How to use AirFlow to run a folder of python files?

tensor picture tensor · Sep 21, 2016 · Viewed 21.8k times · Source

I have a series of Python tasks inside a folder of python files: file1.py, file2.py, ...

I read the Airflow docs, but I don't see how to specify the folder and filename of the python files in the DAG?

I would like to execute those python files (not the Python function through Python Operator).

Task1: Execute file1.py (with some import package)

Task2: Execute file2.py (with some other import package)

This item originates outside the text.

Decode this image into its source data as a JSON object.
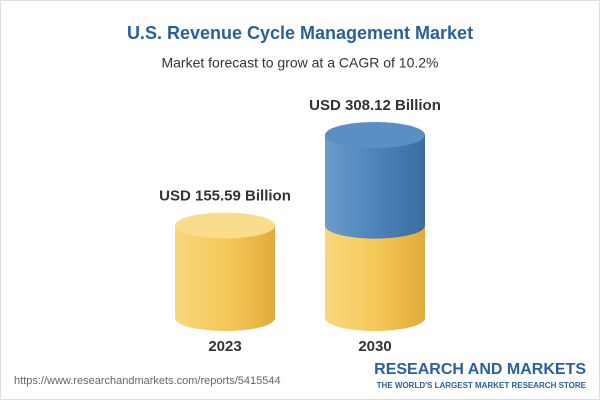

It would be helpful. Thanks, regards

Answer

Roman picture Roman · May 5, 2017

To execute the python file as a whole, using the BashOperator (As in liferacer's answer):

from airflow.operators.bash_operator import BashOperator

bash_task = BashOperator(
    task_id='bash_task',
    bash_command='python file1.py',
    dag=dag
)

Then, to do it using the PythonOperator call your main function. You should already have a __main__ block, so put what happens in there into a main function, such that your file1.py looks like so:

def main():
    """This gets executed if `python file1` gets called."""
    # my code

if __name__ == '__main__':
    main() 

Then your dag definition:

from airflow.operators.python_operator import PythonOperator

import file1

python_task = PythonOperator(
    task_id='python_task',
    python_callable=file1.main,
    dag=dag
)